North Korea Marks Ruler’s 81st Birthday
TOKYO (AP) _ North Koreans are lavishing official adoration on ″Great Leader″ Kim Il Sung for his 81st birthday, even as power in the isolated Stalinist country shifts to his son.
Celebrations for Kim’s April 15 birthday began early, with one speaker at festivities Wednesday extolling him as a ″stroke of luck″ for the nation.
But life for North Korea’s 22 million people is far from festive. Foreign analysts say the country’s economic output plunged 10 percent last year, and its citizens receive bare rations of food and their energy use has been curtailed to conserve electricity.
Still the personality cult around Kim is going strong.
″The birth of the Great Leader Comrade Kim Il Sung was a big stroke of luck that heralded the dawn of national liberation and rebirth on the dark land of the country,″ North Korean Premier Kang Song San said at a ceremony at Pyongyang’s House of Culture.
Kang described Kim as a ″peerless national hero,″ a ″great thinker″ and ″great statesman,″ said a report by the official Korean Central News Agency, monitored in Tokyo.
But Kim, ruler since North Korea was divided from pro-Western South Korea at the end of World War II, has retired to the background as his 51-year-old son, ″Dear Leader″ Kim Jong Il, consolidates control.

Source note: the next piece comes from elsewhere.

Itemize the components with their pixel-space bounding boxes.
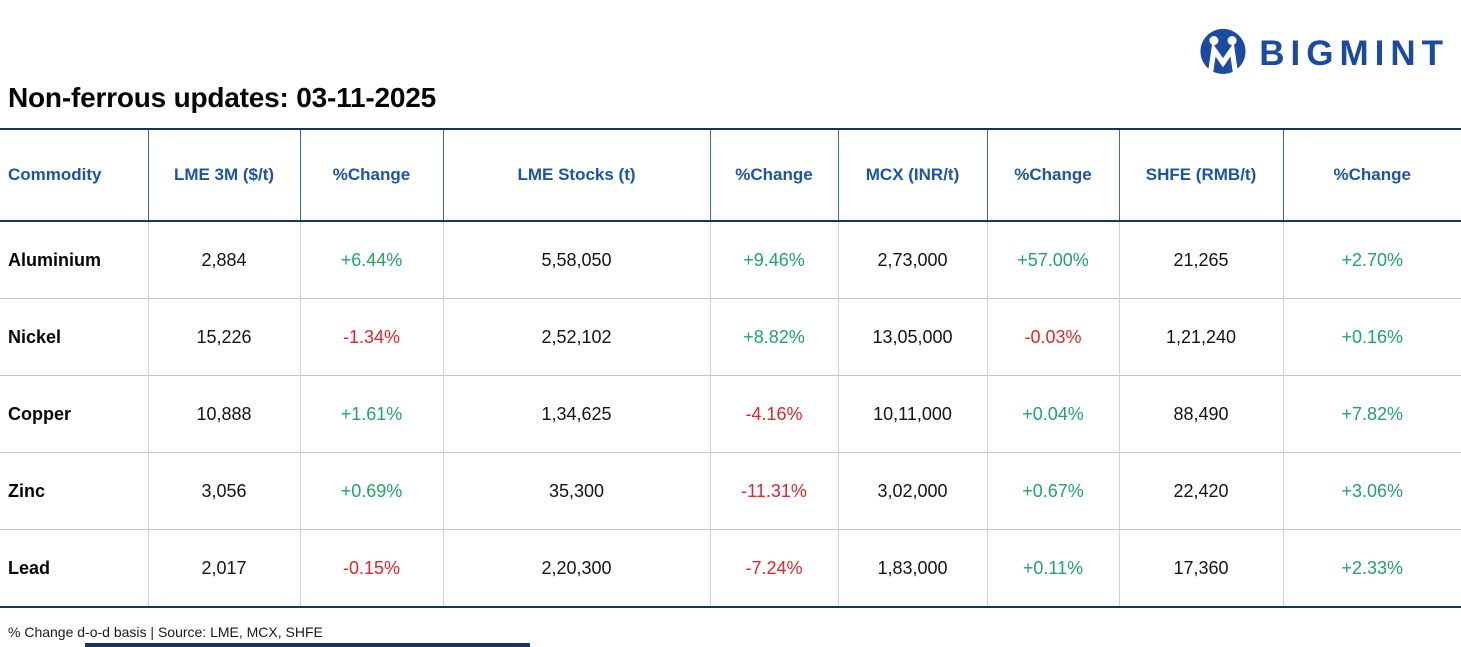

″With or without the titles, Kim Jong Il is the leader of the government and the party, with his father sitting back and acting as a guardian,″ said Ha Soo Do, leader of a Tokyo-based Korean Communist group opposed to the Kim regime.
North Korea’s decision in March to withdraw from the Nuclear Non- Proliferation Treaty was made in the junior Kim’s name. His appointment Friday to succeed his father as chairman of the powerful 11-member National Defense Commission indicated the transfer of power might be almost complete.
The senior Kim looks relatively healthy for his age in officially supplied film footage. He remains the nation’s president and general secretary of the ruling Workers Party.
Few outsiders will see his birthday festivities this year. Last year, North Korea permitted several dozen foreign journalists to visit Pyongyang to observe the huge parades and other displays marking Kim’s 80th birthday.
This year’s celebrations were expected to be lower-key, although official media said there would be celebrations on a ″grand scale″ and colorful festivities throughout the country.
The collapse of the Communist bloc has stripped North Korea of its traditional allies and aid donors. Even China, the north’s last major Communist ally, now demands hard currency rather than barter trade for oil, food and other exports.
Appeals for Western foreign investment have made little headway, partly because of international suspicions that Pyongyang may be developing atomic weapons.